Textile Art Project – 2017
Bijin is a Japanese term which refers to “beautiful woman”. A woman whose the beauty and elegance, makes her standing over the crowd as a social title of notoriety.
This project was developed as an exploration the physical “Beauty” and its standards, both in DRCongo and in Japan and how it can be expressed and extended visually into a textile artwork.
Beauty is defined as the combination of qualities such shape, color or form that please the aesthetic senses, especially the sight. When it comes to human beauty rules differ regarding each individual, culture etc.
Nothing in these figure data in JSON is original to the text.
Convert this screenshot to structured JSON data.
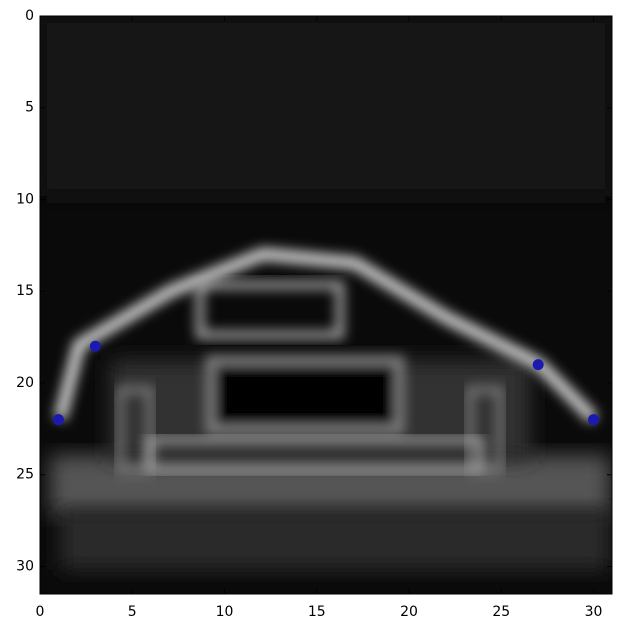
{
  "chart_data": {
    "type": "scatter",
    "x": [
      1,
      3,
      27,
      30
    ],
    "values": [
      22,
      18,
      19,
      22
    ],
    "color": "#1a1ab0",
    "xlim": [
      0,
      31
    ],
    "ylim": [
      31.5,
      0
    ],
    "xticks": [
      0,
      5,
      10,
      15,
      20,
      25,
      30
    ],
    "yticks": [
      0,
      5,
      10,
      15,
      20,
      25,
      30
    ]
  }
}
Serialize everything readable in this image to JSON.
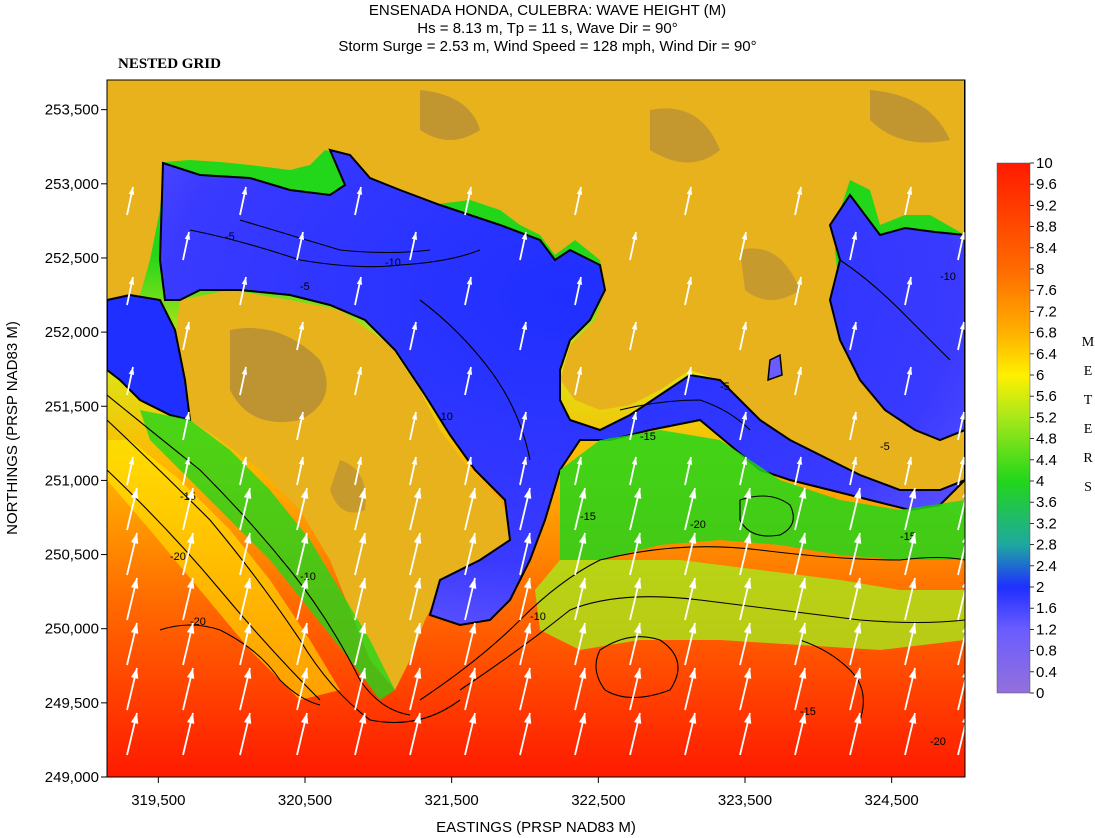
{
  "chart_data": {
    "type": "heatmap",
    "title": "ENSENADA HONDA, CULEBRA: WAVE HEIGHT (M)",
    "subtitle_lines": [
      "Hs = 8.13 m, Tp = 11 s, Wave Dir = 90°",
      "Storm Surge = 2.53 m, Wind Speed = 128 mph, Wind Dir = 90°"
    ],
    "panel_label": "NESTED GRID",
    "xlabel": "EASTINGS (PRSP NAD83 M)",
    "ylabel": "NORTHINGS (PRSP NAD83 M)",
    "xlim": [
      319150,
      325000
    ],
    "ylim": [
      249000,
      253700
    ],
    "x_ticks": [
      319500,
      320500,
      321500,
      322500,
      323500,
      324500
    ],
    "x_tick_labels": [
      "319,500",
      "320,500",
      "321,500",
      "322,500",
      "323,500",
      "324,500"
    ],
    "y_ticks": [
      249000,
      249500,
      250000,
      250500,
      251000,
      251500,
      252000,
      252500,
      253000,
      253500
    ],
    "y_tick_labels": [
      "249,000",
      "249,500",
      "250,000",
      "250,500",
      "251,000",
      "251,500",
      "252,000",
      "252,500",
      "253,000",
      "253,500"
    ],
    "colorbar": {
      "min": 0,
      "max": 10,
      "tick_labels": [
        "10",
        "9.6",
        "9.2",
        "8.8",
        "8.4",
        "8",
        "7.6",
        "7.2",
        "6.8",
        "6.4",
        "6",
        "5.6",
        "5.2",
        "4.8",
        "4.4",
        "4",
        "3.6",
        "3.2",
        "2.8",
        "2.4",
        "2",
        "1.6",
        "1.2",
        "0.8",
        "0.4",
        "0"
      ],
      "title_letters": [
        "M",
        "E",
        "T",
        "E",
        "R",
        "S"
      ],
      "stops": [
        {
          "value": 0,
          "color": "#9370db"
        },
        {
          "value": 1.2,
          "color": "#6a5cff"
        },
        {
          "value": 2,
          "color": "#1f2fff"
        },
        {
          "value": 2.8,
          "color": "#1fa8a0"
        },
        {
          "value": 4,
          "color": "#22d61a"
        },
        {
          "value": 5.2,
          "color": "#a8e81a"
        },
        {
          "value": 6,
          "color": "#fff000"
        },
        {
          "value": 6.8,
          "color": "#ffb000"
        },
        {
          "value": 8,
          "color": "#ff6a00"
        },
        {
          "value": 10,
          "color": "#ff1a00"
        }
      ]
    },
    "colors": {
      "land": "#e8b21c",
      "land_high": "#b08a3a",
      "contour": "#000000",
      "arrow": "#ffffff"
    },
    "depth_contour_labels": [
      "-5",
      "-10",
      "-15",
      "-20"
    ],
    "wave_direction_arrows": "northward, shown as white vectors over water"
  }
}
Thus, while exploring beauty in Japanese society , its within the long history that information came from icons of beauty illustrations called “bijinga “ literally “Drawing of beautiful woman “. The drawing show how do Japanese Beauty was perceived and defined. Those images depict the courtisanes , the professional entertainers (Geiko) to personalities recognized as “beautiful” for their style and art.
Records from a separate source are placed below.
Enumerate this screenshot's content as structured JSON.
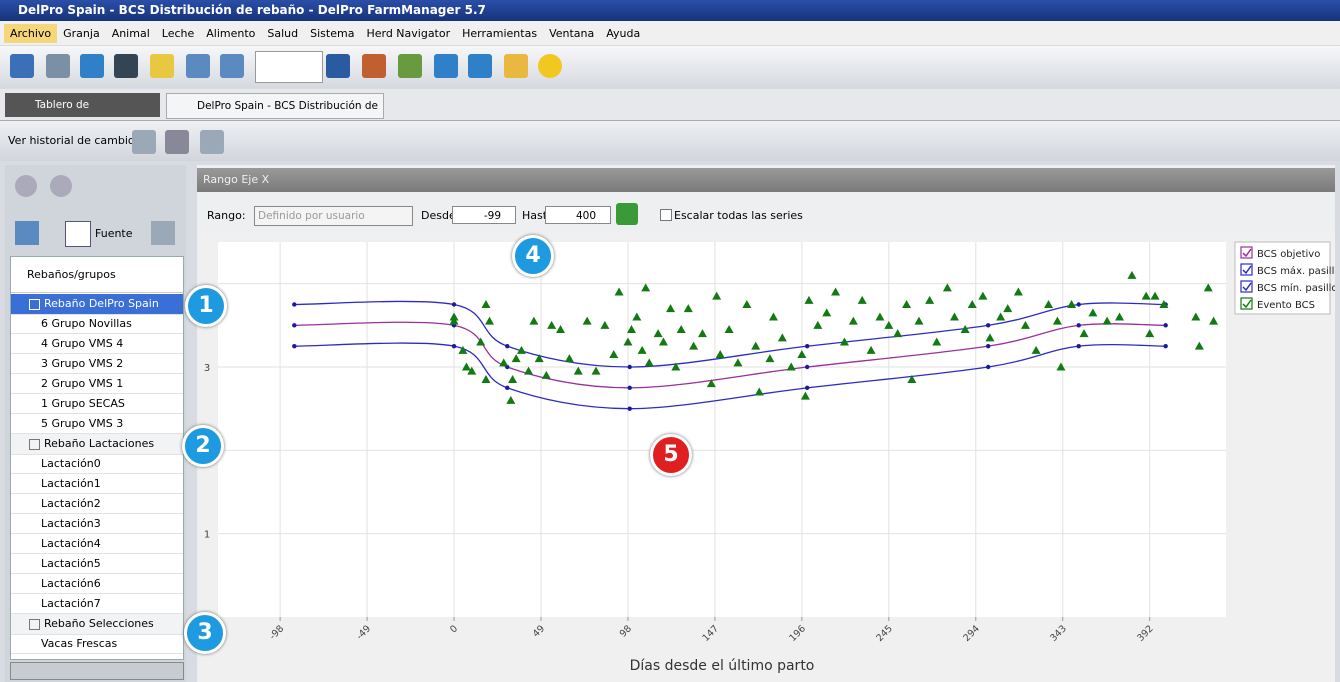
{
  "window": {
    "title": "DelPro Spain - BCS Distribución de rebaño - DelPro FarmManager 5.7"
  },
  "menu": [
    "Archivo",
    "Granja",
    "Animal",
    "Leche",
    "Alimento",
    "Salud",
    "Sistema",
    "Herd Navigator",
    "Herramientas",
    "Ventana",
    "Ayuda"
  ],
  "tabs": [
    "Tablero de Monitorización",
    "DelPro Spain - BCS Distribución de rebaño"
  ],
  "toolbar": {
    "history": "Ver historial de cambios"
  },
  "side": {
    "font": "Fuente",
    "header": "Rebaños/grupos",
    "groups": [
      {
        "label": "Rebaño  DelPro Spain",
        "items": [
          "6 Grupo Novillas",
          "4 Grupo VMS 4",
          "3 Grupo VMS 2",
          "2 Grupo VMS 1",
          "1 Grupo SECAS",
          "5 Grupo VMS 3"
        ]
      },
      {
        "label": "Rebaño  Lactaciones",
        "items": [
          "Lactación0",
          "Lactación1",
          "Lactación2",
          "Lactación3",
          "Lactación4",
          "Lactación5",
          "Lactación6",
          "Lactación7"
        ]
      },
      {
        "label": "Rebaño  Selecciones",
        "items": [
          "Vacas Frescas"
        ]
      }
    ]
  },
  "range": {
    "title": "Rango Eje X",
    "range_label": "Rango:",
    "range_value": "Definido por usuario",
    "from_label": "Desde:",
    "from_value": -99,
    "to_label": "Hast",
    "to_value": 400,
    "scale_all": "Escalar todas las series"
  },
  "callouts": [
    1,
    2,
    3,
    4,
    5
  ],
  "chart_data": {
    "type": "line",
    "x_label": "Días desde el último parto",
    "xlim": [
      -133,
      435
    ],
    "xticks": [
      -98,
      -49,
      0,
      49,
      98,
      147,
      196,
      245,
      294,
      343,
      392
    ],
    "ylim": [
      0,
      4.5
    ],
    "yticks": [
      1,
      3
    ],
    "ygrid": [
      1,
      2,
      3,
      4
    ],
    "grid": true,
    "series": [
      {
        "name": "BCS objetivo",
        "color": "#9b2f9b",
        "x": [
          -90,
          0,
          30,
          99,
          199,
          301,
          352,
          401
        ],
        "values": [
          3.5,
          3.5,
          3.0,
          2.75,
          3.0,
          3.25,
          3.5,
          3.5
        ]
      },
      {
        "name": "BCS máx. pasillo",
        "color": "#2b2bc8",
        "x": [
          -90,
          0,
          30,
          99,
          199,
          301,
          352,
          401
        ],
        "values": [
          3.75,
          3.75,
          3.25,
          3.0,
          3.25,
          3.5,
          3.75,
          3.75
        ]
      },
      {
        "name": "BCS mín. pasillo",
        "color": "#2b2bc8",
        "x": [
          -90,
          0,
          30,
          99,
          199,
          301,
          352,
          401
        ],
        "values": [
          3.25,
          3.25,
          2.75,
          2.5,
          2.75,
          3.0,
          3.25,
          3.25
        ]
      },
      {
        "name": "Evento BCS",
        "type": "scatter",
        "color": "#137a13",
        "x": [
          0,
          0,
          5,
          7,
          10,
          15,
          18,
          20,
          18,
          28,
          33,
          32,
          35,
          38,
          42,
          45,
          48,
          52,
          55,
          60,
          65,
          70,
          75,
          80,
          85,
          90,
          93,
          98,
          100,
          103,
          106,
          108,
          110,
          115,
          118,
          122,
          125,
          128,
          132,
          135,
          140,
          145,
          148,
          150,
          155,
          160,
          165,
          170,
          172,
          178,
          180,
          185,
          190,
          196,
          198,
          200,
          205,
          210,
          215,
          220,
          225,
          230,
          235,
          240,
          245,
          250,
          255,
          258,
          262,
          268,
          272,
          278,
          282,
          288,
          292,
          298,
          302,
          308,
          312,
          318,
          322,
          328,
          335,
          340,
          342,
          348,
          355,
          360,
          368,
          375,
          382,
          390,
          392,
          395,
          400,
          418,
          420,
          425,
          428
        ],
        "values": [
          3.6,
          3.55,
          3.2,
          3.0,
          2.95,
          3.3,
          2.85,
          3.55,
          3.75,
          3.05,
          2.85,
          2.6,
          3.1,
          3.2,
          2.95,
          3.55,
          3.1,
          2.9,
          3.5,
          3.45,
          3.1,
          2.95,
          3.55,
          2.95,
          3.5,
          3.15,
          3.9,
          3.3,
          3.45,
          3.6,
          3.2,
          3.95,
          3.05,
          3.4,
          3.3,
          3.7,
          3.0,
          3.45,
          3.7,
          3.25,
          3.4,
          2.8,
          3.85,
          3.15,
          3.45,
          3.05,
          3.75,
          3.25,
          2.7,
          3.1,
          3.6,
          3.35,
          3.0,
          3.15,
          2.65,
          3.8,
          3.5,
          3.65,
          3.9,
          3.3,
          3.55,
          3.8,
          3.2,
          3.6,
          3.5,
          3.4,
          3.75,
          2.85,
          3.55,
          3.8,
          3.3,
          3.95,
          3.6,
          3.45,
          3.75,
          3.85,
          3.35,
          3.6,
          3.7,
          3.9,
          3.5,
          3.2,
          3.75,
          3.55,
          3.0,
          3.75,
          3.4,
          3.65,
          3.55,
          3.6,
          4.1,
          3.85,
          3.4,
          3.85,
          3.75,
          3.6,
          3.25,
          3.95,
          3.55
        ]
      }
    ]
  }
}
In DRCongo, focus on precolonial and postcolonial pictures which refer to different tribes and theirs art expressions started the investigations. But also with were extension to a comprehension of the beauty standards today.
However , as Youth and Beauty have been considered together as short and fragile, then the ephemerality of beauty and its representation had been also incorporated into the creative process.
As a result four panels were dyed by rice paste resist dyeing with extracts from Black tea from Kyoto, Logwood, Onions skins and Sappan Wood chips.
Mirrored Flowers motifs were used to express : the ephemerality of beauty (distinctively Cherrys and Plumerias) and the importante place of the mirror as it is used for beauty purpose.
Reference to the cherry blossoms, recalled a famous Japanese proverb, which links the flower life to the life of the warrior (samurai) . The flower, short but beautiful apparition in spring, is compared to the glorious life of the warrior , however that life is prone to a sudden end during military service.
Thus, sword graphics were included with the well known Japanese style hairstyle “Nihongami” that Geiko still wear today.
Those design elements are representing the Japanese expression of beauty.
Then references to Scarification, body paintings, braid fractal and architectural hair style from the Mangbetu tribe women were applied to the motif expressing the Congolese expression of Beauty.
Techniques: Rice paste Resist dyeing (Katazome) , metallic foiling.